Please use this identifier to cite or link to this item: http://hdl.handle.net/1946/6161
This essay examines the discrimination that natives and Japanese Canadians have suffered at the hands of the Canadian government through the ages and how it is reflected in the novels Green Grass, Running Water by Thomas King and Obasan by Joy Kogawa. Although initially colonized by France and England, Canada eventually came under English domination. A nation of diverse identities due to emphasis on immigration since late 19th century, Canada adopted an official multicultural policy in order to accommodate the cultural diversity of the nation.

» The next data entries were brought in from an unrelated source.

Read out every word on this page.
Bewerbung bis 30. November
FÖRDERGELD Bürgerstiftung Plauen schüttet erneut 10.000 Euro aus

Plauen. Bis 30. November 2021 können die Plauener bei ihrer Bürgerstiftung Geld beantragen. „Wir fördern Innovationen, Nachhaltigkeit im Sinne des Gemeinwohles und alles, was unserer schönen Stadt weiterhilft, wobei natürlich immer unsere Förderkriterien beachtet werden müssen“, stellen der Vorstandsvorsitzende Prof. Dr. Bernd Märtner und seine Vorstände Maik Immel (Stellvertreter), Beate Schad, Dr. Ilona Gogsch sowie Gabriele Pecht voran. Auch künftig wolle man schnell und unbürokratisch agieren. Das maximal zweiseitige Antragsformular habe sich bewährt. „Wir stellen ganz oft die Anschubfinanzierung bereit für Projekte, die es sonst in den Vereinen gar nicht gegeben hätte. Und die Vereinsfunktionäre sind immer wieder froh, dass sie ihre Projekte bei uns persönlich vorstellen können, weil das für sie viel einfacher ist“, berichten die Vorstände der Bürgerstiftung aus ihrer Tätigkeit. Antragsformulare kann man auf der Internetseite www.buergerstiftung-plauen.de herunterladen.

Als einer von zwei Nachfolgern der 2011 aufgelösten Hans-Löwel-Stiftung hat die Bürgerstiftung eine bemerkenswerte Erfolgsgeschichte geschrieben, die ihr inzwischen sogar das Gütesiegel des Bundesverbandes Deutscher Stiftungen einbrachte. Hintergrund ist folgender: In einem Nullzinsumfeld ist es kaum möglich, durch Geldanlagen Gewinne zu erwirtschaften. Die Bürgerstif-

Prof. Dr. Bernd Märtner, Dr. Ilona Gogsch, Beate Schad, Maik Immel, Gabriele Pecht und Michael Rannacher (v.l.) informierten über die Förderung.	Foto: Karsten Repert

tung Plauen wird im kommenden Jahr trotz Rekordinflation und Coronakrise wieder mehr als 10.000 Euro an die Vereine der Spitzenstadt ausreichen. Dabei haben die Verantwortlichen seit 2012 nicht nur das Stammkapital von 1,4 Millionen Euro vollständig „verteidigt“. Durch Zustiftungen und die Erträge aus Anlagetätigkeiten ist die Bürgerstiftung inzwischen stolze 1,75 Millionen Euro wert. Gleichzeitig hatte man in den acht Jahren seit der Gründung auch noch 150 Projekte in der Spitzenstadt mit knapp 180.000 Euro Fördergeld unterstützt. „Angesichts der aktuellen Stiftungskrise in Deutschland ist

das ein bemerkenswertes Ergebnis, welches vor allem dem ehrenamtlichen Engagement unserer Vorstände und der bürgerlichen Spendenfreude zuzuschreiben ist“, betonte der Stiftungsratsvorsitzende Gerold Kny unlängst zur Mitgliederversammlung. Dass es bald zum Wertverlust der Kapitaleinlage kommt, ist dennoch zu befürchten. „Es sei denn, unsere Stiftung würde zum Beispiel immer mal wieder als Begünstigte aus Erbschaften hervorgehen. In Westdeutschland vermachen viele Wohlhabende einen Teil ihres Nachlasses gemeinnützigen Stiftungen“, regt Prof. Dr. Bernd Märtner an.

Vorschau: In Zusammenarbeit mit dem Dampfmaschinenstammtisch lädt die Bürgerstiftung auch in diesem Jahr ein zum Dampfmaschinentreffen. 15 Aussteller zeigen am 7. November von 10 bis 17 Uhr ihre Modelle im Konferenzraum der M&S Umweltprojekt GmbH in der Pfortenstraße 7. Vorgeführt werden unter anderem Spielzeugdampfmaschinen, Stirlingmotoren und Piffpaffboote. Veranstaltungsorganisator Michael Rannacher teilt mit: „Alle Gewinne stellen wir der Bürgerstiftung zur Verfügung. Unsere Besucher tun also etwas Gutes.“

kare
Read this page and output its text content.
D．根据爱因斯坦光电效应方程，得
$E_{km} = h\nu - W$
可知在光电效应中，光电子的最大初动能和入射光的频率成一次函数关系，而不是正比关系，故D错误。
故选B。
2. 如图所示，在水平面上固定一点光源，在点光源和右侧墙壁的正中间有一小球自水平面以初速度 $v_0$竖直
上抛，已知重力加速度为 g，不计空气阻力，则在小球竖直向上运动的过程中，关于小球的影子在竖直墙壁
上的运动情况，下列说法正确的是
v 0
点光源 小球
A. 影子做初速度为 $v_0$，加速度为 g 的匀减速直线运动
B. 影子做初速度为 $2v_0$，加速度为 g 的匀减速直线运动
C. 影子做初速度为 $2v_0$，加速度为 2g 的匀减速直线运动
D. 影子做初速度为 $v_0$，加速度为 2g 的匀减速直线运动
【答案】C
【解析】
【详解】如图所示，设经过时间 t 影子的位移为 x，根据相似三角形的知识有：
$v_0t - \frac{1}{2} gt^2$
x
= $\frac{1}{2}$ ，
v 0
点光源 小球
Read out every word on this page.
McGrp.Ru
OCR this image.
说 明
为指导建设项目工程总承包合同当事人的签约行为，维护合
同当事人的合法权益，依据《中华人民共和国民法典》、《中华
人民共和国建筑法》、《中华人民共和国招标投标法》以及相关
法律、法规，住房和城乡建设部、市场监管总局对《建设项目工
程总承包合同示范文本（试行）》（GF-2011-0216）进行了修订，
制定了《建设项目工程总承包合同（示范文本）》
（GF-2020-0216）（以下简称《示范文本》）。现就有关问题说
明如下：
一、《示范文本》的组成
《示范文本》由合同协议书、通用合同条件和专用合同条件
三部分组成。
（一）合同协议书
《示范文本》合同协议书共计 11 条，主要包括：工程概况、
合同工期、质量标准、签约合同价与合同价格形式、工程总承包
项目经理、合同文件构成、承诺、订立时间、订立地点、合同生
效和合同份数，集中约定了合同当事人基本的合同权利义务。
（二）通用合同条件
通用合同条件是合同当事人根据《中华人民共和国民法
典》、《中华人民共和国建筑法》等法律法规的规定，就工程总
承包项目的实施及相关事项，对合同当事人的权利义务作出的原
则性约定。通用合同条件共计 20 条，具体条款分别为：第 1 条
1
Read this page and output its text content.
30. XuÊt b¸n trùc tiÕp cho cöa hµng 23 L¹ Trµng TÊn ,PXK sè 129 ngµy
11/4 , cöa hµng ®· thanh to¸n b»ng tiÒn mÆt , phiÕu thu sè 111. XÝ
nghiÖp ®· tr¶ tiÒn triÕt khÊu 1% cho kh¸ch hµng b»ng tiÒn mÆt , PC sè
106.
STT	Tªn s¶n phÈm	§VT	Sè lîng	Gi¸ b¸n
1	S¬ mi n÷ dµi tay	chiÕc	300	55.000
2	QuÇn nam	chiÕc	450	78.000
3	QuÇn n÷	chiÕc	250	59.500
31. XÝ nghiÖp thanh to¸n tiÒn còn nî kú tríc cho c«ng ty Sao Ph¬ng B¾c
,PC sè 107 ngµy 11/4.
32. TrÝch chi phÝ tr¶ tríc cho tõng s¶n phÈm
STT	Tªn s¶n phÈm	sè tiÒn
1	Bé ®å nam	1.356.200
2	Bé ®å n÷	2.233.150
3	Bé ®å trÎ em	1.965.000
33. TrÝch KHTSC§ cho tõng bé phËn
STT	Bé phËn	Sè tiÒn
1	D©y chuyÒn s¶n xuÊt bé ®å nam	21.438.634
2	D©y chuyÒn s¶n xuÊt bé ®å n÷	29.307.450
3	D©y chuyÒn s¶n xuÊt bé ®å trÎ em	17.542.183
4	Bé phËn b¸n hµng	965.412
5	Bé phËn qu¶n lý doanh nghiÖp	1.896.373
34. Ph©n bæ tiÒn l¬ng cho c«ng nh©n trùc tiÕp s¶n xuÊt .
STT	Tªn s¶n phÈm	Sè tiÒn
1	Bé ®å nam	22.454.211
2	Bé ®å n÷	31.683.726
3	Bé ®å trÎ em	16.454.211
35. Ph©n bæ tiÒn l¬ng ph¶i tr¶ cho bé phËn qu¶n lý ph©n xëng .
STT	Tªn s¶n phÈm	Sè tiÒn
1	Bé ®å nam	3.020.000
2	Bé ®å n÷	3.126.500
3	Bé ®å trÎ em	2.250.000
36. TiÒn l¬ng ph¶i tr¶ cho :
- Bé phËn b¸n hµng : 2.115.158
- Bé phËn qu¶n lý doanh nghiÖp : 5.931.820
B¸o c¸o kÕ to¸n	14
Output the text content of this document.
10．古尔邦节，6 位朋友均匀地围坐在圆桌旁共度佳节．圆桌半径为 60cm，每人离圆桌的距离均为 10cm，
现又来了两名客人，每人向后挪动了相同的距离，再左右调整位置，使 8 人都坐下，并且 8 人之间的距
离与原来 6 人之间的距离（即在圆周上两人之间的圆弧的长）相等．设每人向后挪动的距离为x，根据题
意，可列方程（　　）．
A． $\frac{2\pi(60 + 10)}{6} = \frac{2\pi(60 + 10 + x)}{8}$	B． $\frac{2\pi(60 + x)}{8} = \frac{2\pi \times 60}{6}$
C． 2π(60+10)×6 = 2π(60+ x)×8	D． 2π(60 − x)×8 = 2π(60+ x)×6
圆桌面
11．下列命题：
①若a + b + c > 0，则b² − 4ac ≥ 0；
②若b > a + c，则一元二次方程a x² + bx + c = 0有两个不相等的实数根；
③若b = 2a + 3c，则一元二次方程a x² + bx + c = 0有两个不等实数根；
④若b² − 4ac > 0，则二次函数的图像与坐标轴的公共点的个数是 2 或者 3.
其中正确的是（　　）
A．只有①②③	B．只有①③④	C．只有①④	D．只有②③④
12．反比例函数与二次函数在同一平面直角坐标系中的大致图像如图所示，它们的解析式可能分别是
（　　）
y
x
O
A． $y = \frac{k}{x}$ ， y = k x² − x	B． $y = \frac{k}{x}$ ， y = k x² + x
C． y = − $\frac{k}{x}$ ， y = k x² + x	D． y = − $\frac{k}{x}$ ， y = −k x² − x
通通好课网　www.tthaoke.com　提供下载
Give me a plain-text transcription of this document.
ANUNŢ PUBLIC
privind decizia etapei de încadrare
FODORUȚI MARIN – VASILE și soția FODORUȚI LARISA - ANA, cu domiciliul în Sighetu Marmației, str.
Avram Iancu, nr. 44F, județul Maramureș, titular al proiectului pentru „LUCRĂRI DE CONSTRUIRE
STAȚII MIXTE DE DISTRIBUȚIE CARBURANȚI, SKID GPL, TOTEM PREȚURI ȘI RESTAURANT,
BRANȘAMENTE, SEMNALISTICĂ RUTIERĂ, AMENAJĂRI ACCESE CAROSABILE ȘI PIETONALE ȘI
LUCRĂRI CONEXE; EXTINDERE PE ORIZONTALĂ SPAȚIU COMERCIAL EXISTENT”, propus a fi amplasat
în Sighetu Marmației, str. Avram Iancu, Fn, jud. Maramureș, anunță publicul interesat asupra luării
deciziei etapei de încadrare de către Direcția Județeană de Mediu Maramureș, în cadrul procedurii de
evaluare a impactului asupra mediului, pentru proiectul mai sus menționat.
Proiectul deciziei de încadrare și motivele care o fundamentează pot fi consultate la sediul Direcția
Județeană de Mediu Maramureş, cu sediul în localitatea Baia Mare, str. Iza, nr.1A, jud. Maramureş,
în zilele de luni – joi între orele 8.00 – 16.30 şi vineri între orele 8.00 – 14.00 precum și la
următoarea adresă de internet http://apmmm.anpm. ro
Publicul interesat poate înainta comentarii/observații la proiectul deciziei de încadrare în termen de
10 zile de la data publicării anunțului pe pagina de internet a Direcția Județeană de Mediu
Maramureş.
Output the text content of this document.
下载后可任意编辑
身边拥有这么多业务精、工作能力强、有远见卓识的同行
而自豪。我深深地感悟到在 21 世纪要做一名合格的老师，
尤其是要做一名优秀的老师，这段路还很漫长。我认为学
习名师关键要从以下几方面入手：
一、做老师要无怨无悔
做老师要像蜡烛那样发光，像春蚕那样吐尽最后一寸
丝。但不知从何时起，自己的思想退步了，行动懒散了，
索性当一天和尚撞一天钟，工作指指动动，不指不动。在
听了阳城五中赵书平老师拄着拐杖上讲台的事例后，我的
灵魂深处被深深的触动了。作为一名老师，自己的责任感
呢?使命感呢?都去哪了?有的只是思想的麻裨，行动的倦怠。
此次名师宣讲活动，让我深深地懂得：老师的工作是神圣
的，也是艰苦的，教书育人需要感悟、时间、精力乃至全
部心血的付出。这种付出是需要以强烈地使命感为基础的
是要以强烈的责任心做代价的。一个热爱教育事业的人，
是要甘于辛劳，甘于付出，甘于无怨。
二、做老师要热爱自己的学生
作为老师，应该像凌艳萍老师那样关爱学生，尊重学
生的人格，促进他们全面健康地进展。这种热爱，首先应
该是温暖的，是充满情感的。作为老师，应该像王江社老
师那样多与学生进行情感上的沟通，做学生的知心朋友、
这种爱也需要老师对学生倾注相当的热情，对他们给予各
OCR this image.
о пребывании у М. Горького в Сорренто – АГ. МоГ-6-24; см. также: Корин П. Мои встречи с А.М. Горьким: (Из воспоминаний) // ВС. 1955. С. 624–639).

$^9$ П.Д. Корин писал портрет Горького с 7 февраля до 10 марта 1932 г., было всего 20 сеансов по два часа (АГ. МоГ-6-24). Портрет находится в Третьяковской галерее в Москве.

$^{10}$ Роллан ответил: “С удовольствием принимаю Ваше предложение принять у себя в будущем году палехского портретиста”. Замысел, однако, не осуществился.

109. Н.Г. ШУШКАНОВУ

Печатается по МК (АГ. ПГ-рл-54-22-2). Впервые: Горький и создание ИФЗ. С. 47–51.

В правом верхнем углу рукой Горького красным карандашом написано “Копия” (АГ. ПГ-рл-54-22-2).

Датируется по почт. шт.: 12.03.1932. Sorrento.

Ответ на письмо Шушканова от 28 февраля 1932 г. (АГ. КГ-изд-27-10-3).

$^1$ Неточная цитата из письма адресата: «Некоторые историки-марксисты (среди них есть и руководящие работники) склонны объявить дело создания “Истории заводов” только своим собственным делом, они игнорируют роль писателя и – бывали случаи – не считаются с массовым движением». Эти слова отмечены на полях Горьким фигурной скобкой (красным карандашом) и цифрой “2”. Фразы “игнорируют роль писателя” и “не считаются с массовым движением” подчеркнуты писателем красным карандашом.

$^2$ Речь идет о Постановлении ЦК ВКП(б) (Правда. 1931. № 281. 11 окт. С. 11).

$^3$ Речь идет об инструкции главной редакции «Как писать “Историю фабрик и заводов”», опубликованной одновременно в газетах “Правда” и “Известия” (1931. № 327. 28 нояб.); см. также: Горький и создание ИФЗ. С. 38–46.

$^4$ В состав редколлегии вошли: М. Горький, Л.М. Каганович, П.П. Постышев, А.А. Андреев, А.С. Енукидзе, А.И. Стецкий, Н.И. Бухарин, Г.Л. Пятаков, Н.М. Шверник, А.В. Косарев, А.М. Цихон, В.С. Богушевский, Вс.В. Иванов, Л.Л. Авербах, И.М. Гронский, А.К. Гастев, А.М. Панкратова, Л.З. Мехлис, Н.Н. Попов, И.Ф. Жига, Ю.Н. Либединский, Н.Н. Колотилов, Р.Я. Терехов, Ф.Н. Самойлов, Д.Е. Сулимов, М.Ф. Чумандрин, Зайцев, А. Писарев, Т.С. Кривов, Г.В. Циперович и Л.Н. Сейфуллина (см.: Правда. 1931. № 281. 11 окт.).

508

In this essay I consider how two Canadian minority writers, King and Kogawa, reject the idea of “universal” or traditional writing and draw instead upon their own cultural tradition regarding literature. In comparing similarities and differences in the novels, I demonstrate in what way these writers present their criticism of the Canadian government's actions, especially regarding the appropriation of the native Canadian land and the incarceration of Japanese Canadians at the time of WWII. King and Kogawa present a clear difference in values that is unique for each novel. Kogawa's narrative suggests that Japanese long for assimilation into dominant society as individuals, but King's that natives wish to keep their own culture and to be acknowledged as a separate nation. However, I find that despite the basic difference between the novels, the demand for ethnic recognition is the same in King's Green Grass, Running Water and Kogawa's Obasan.